In the case of agrochemicals, there is no such structure.
As a result, farmers depend on word of mouth and half-baked
information and tend to overuse pesticides, or the wrong ones
and at the wrong time. They need farm doctors who can test
soil chemistry and advise on what fertiliser to use when and
in what quantity. And when there is a pest attack it should
be diagnosed correctly and correct advice should be given
on what agrochemical to use. "Incorrect practices not
only lead to extra chemical load on the crops and hence on
the consumers, but also at times serious resistance developing
in the pests. Rallis is doing it with an army of paraagronomists.
For example, in Vijaywada alone we had deployed over 1,000
youth, armed with in-house training and a moped, to stay with
farmers during the busy season and deliver service,"
says KT Vijay Kumar.
The result of this kind of interface is an amazing amount
of bonding. Business India was witness to an impromptu farmers'
meeting in a village near Aligarh (UP), where Dubey was questioned
by about 30 farmers on supplies of particular fertilisers
and agrochemicals.
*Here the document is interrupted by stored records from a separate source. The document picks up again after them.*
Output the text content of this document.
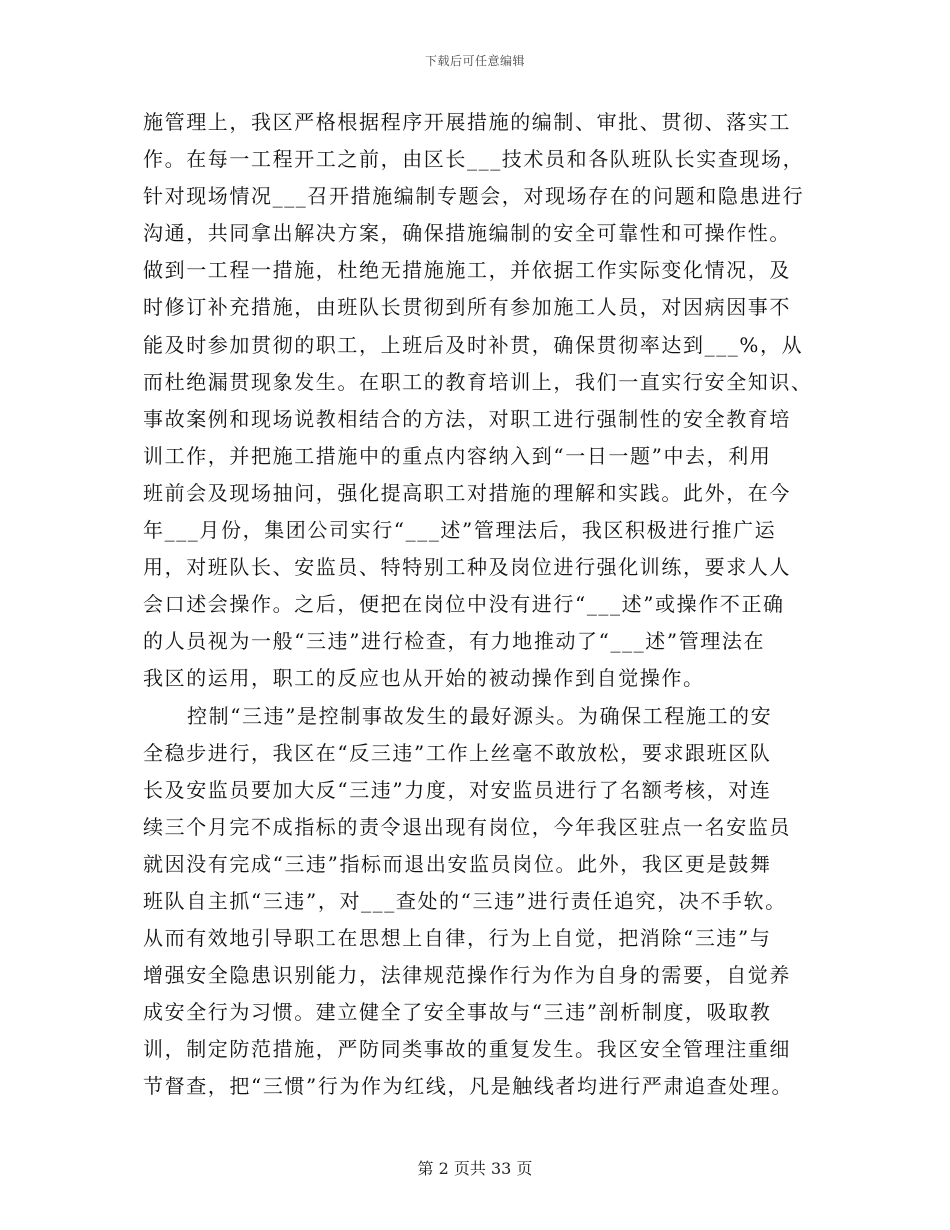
下载后可任意编辑
施管理上，我区严格根据程序开展措施的编制、审批、贯彻、落实工
作。在每一工程开工之前，由区长___技术员和各队班队长实查现场，
针对现场情况___召开措施编制专题会，对现场存在的问题和隐患进行
沟通，共同拿出解决方案，确保措施编制的安全可靠性和可操作性。
做到一工程一措施，杜绝无措施施工，并依据工作实际变化情况，及
时修订补充措施，由班队长贯彻到所有参加施工人员，对因病因事不
能及时参加贯彻的职工，上班后及时补贯，确保贯彻率达到___%，从
而杜绝漏贯现象发生。在职工的教育培训上，我们一直实行安全知识、
事故案例和现场说教相结合的方法，对职工进行强制性的安全教育培
训工作，并把施工措施中的重点内容纳入到“一日一题”中去，利用
班前会及现场抽问，强化提高职工对措施的理解和实践。此外，在今
年___月份，集团公司实行“___述”管理法后，我区积极进行推广运
用，对班队长、安监员、特特别工种及岗位进行强化训练，要求人人
会口述会操作。之后，便把在岗位中没有进行“___述”或操作不正确
的人员视为一般“三违”进行检查，有力地推动了“___述”管理法在
我区的运用，职工的反应也从开始的被动操作到自觉操作。
控制“三违”是控制事故发生的最好源头。为确保工程施工的安
全稳步进行，我区在“反三违”工作上丝毫不敢放松，要求跟班区队
长及安监员要加大反“三违”力度，对安监员进行了名额考核，对连
续三个月完不成指标的责令退出现有岗位，今年我区驻点一名安监员
就因没有完成“三违”指标而退出安监员岗位。此外，我区更是鼓舞
班队自主抓“三违”，对___查处的“三违”进行责任追究，决不手软。
从而有效地引导职工在思想上自律，行为上自觉，把消除“三违”与
增强安全隐患识别能力，法律规范操作行为作为自身的需要，自觉养
成安全行为习惯。建立健全了安全事故与“三违”剖析制度，吸取教
训，制定防范措施，严防同类事故的重复发生。我区安全管理注重细
节督查，把“三惯”行为作为红线，凡是触线者均进行严肃追查处理。
第 2 页共 33 页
The sense of bonding was so strong that
these farmers were least intimidated by the presence of the
managing director of the company himself. Moreover, they seemed
to be surprisingly well-versed in phytochemistry.
Obviously, a quiet revolution is waiting to happen in the
countryside and companies like Rallis and Tata Chemicals are
playing their part in hastening it. There is immense hunger
among the farmers for agronomical services, along with proper
products. Rallis is also exploring seriously the seed market
and Dr. A K Deshmukh and his team at Pattancheru, near Hyderabad,
are busy developing new hybrids and high-yielding varieties.
Rallis is also cautiously venturing into corporate agriculture
by trying to reduce the role of intermediaries. "It is
clear that there is a multi-billion dollar opportunity in
food processing and agro business, but the experience of the
corporate sector in this field is very mixed. There is Pepsi's
experience in Punjab, there is Hindustan Levers' experience
with wheat growers and atta. There is also an unrelated but
relevant experience of a lot of business houses with aqua
culture. That is why on a small scale we are doing some things
in Chitradurga in Karnataka and a different experiment in
Madhya Pradesh and Haryana," says Dubey.
Tatas, ICICI and HLL have launched a 'Partnership Project'
for contract farming in wheat and basmati rice in Haryana
and Madhya Pradesh to provide a profitable model for agriculture.
Rallis and ICICI have also tied up with big retail chains
like Food World and Nilgiris and juice maker Sunsip for contract
farming of fruits and vegetables in Karnataka.
Thus two of the oldest companies in the Tata stable have
weathered a financial crisis and the mixed legacy of earlier
management and are restructuring themselves. There are turnaround
strategies ad nauseum in corporate India, but what distinguishes
the current change underway in Tata Chemicals and Rallis is
the aggressive vision of the group to position itself firmly
in the hinterland of industrial India. In the process they
are acting as agents of social change even in the most backward
villages, where the state has withered away.